LAMPUNG UTARA, RealitaPublik.id — Kualitas pembangunan infrastruktur di Kabupaten Lampung Utara kembali menjadi sorotan tajam. Proyek jalan Lapis Penetrasi (Lapen) di Desa Cempaka, Kecamatan Sungkai Jaya, yang baru selesai dibangun beberapa bulan lalu, kini kondisinya sudah rusak parah dan hancur di berbagai titik, Rabu (14/1/2026).
Kerusakan jalan yang tergolong sangat cepat ini memicu kecurigaan publik terkait adanya dugaan pengurangan volume material serta pengerjaan yang asal-asalan demi mengejar keuntungan semata.
Berdasarkan papan informasi proyek yang terpasang di lokasi, pekerjaan jalan Lapen ini terletak di Dusun 1 dan Dusun 3 dengan rincian sebagai berikut:
Sumber Dana: Dana Desa (DD) Tahun Anggaran 2025.

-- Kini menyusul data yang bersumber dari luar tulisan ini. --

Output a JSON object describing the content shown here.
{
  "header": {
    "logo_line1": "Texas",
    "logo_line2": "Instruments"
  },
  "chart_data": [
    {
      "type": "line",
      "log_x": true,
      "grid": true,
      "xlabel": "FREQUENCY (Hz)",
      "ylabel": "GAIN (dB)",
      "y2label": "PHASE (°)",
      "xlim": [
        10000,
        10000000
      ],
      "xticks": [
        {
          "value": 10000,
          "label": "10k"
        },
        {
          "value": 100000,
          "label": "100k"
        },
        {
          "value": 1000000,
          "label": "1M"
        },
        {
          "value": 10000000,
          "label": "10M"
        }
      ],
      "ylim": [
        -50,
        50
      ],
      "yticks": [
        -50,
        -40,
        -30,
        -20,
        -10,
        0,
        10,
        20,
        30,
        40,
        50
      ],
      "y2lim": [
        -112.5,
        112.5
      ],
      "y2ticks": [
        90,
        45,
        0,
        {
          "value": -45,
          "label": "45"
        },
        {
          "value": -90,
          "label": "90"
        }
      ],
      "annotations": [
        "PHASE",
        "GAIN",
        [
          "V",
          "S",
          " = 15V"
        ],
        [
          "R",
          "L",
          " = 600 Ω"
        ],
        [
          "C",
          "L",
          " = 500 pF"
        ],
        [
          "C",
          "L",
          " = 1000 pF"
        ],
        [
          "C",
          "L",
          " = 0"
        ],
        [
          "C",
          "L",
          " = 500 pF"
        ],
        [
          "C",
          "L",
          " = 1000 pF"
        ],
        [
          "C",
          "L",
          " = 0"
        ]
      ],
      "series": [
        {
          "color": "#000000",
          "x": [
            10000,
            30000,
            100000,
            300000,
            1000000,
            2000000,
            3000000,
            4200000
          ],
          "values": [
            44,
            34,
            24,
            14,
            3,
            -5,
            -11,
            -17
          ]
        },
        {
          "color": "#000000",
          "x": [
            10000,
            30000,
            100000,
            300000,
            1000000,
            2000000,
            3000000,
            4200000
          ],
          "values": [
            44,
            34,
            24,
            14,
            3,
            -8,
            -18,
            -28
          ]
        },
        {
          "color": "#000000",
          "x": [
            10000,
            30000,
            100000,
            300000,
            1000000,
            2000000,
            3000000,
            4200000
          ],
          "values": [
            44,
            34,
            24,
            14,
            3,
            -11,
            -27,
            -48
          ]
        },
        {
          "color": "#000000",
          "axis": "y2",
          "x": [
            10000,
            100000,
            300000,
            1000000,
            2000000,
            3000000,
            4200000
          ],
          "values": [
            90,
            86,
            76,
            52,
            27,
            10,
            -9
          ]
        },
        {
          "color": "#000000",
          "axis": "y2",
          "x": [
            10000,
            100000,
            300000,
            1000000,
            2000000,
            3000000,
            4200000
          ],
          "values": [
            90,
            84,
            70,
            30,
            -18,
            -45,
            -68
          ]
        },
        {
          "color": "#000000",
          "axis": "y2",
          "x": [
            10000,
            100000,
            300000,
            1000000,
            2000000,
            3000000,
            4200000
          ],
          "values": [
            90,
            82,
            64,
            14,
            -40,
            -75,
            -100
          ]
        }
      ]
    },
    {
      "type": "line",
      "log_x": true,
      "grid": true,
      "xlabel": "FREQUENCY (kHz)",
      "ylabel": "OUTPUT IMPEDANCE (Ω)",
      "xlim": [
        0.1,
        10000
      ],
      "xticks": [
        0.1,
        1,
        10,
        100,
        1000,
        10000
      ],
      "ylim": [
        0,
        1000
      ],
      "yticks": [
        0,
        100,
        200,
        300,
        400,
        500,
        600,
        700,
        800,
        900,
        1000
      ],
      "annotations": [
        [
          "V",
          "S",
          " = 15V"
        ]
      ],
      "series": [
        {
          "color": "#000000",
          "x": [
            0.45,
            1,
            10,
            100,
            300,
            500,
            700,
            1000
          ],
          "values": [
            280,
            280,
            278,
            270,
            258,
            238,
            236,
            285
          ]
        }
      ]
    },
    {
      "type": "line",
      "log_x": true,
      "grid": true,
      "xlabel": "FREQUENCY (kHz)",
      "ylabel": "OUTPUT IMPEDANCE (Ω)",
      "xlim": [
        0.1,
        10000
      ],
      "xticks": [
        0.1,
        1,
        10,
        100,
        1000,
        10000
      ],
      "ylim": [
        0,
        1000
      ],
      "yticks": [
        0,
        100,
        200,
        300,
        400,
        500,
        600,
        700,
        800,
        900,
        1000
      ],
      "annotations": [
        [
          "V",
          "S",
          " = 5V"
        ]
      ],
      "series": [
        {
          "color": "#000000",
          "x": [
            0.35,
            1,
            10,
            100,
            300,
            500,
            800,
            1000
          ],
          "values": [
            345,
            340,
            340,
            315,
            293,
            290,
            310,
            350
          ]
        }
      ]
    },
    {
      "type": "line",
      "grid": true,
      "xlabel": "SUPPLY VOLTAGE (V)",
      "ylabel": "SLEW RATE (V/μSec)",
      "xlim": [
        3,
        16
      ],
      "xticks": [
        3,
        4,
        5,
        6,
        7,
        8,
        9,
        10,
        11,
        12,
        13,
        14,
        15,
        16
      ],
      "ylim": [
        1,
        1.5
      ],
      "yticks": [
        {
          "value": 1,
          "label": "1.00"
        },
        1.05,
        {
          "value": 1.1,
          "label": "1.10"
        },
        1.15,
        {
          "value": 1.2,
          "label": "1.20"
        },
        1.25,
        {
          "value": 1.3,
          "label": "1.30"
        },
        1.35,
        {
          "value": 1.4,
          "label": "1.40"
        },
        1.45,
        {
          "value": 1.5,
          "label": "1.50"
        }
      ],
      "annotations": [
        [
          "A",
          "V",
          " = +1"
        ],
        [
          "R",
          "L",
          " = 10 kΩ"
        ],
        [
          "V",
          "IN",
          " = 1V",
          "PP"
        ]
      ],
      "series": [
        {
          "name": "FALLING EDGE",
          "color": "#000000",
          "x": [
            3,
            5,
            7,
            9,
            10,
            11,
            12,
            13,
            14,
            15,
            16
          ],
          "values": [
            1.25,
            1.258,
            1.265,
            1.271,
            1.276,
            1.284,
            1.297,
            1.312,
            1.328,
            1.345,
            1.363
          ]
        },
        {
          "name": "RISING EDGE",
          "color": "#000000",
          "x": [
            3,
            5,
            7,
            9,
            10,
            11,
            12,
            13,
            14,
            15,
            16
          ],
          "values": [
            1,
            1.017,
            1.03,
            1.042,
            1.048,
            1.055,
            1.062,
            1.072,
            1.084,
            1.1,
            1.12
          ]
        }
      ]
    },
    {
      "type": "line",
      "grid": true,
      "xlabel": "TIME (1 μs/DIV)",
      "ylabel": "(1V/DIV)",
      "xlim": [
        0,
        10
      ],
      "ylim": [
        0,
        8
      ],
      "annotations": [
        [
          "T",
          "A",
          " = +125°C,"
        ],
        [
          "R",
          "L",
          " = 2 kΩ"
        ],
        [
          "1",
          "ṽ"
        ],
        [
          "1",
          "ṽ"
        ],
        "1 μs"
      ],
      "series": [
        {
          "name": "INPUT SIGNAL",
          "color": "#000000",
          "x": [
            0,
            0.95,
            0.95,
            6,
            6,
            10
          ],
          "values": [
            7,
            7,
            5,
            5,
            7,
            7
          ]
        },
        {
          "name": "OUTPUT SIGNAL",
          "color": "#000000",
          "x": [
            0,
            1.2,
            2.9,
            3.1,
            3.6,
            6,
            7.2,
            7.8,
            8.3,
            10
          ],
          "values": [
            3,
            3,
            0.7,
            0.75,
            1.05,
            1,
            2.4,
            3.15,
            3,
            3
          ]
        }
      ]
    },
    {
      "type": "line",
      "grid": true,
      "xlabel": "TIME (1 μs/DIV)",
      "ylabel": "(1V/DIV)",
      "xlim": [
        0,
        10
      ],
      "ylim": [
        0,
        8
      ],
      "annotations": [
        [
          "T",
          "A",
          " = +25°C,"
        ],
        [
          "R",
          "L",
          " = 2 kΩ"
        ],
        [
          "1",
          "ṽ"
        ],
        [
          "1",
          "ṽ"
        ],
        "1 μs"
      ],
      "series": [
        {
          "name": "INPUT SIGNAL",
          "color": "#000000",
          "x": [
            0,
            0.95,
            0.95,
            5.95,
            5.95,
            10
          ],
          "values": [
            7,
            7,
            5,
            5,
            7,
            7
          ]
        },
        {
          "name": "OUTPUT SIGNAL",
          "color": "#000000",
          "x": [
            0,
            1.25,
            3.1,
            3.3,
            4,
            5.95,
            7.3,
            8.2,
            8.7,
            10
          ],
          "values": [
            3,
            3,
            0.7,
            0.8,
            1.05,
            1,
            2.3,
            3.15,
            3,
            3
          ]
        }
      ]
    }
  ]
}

Volume: 756,00 x 2,50 Meter.
Total Biaya: Rp310.465.000,-

Dengan anggaran yang mencapai ratusan juta rupiah, warga sangat menyayangkan kondisi jalan yang sudah hancur meski baru berusia sekitar 5 hingga 6 bulan. Kondisi ini dinilai tidak sebanding dengan besarnya uang negara yang dikucurkan.
Saat tim media mencoba melakukan konfirmasi ke Kantor Desa Cempaka pada Rabu siang, Kepala Desa maupun Sekretaris Desa (Sekdes) tidak berada di tempat. Namun, salah seorang staf kantor desa memberikan keterangan bahwa proyek tersebut sebenarnya sudah melalui proses serah terima.
“Setahu saya pekerjaan itu sudah selesai sekitar 5 atau 6 bulan lalu dan pihak kecamatan sudah melakukan monitoring dan evaluasi (monev) serta serah terima,” ujar staf yang enggan disebutkan namanya.
Ia berdalih, kerusakan tersebut kemungkinan dipicu oleh kendaraan bermuatan melebihi kapasitas yang melintas di luar pengawasan desa. “Dulu sempat ditutup, tapi kalau tengah malam ada mobil muatan lewat, kami tidak tahu. Kalau tahu pasti kami larang,” tambahnya.
Mengingat proyek ini telah dinyatakan selesai melalui proses Monev oleh pihak Kecamatan Sungkai Jaya, muncul tanda tanya besar mengenai standar pengawasan yang dilakukan. Jika pengawasan dilakukan secara ketat sesuai spesifikasi teknis, jalan tersebut seharusnya memiliki daya tahan yang lebih lama.
Kondisi lapangan yang menunjukkan aspal mengelupas dan batu yang mulai berhamburan menjadi bukti kuat bahwa pengerjaan diduga kuat tidak sesuai dengan Standar Operasional Prosedur (SOP) pengerjaan jalan Lapen.
Hingga berita ini diterbitkan, Kepala Desa Cempaka maupun pihak Kecamatan Sungkai Jaya belum memberikan penjelasan resmi meski tim media telah berupaya meminta klarifikasi lebih lanjut.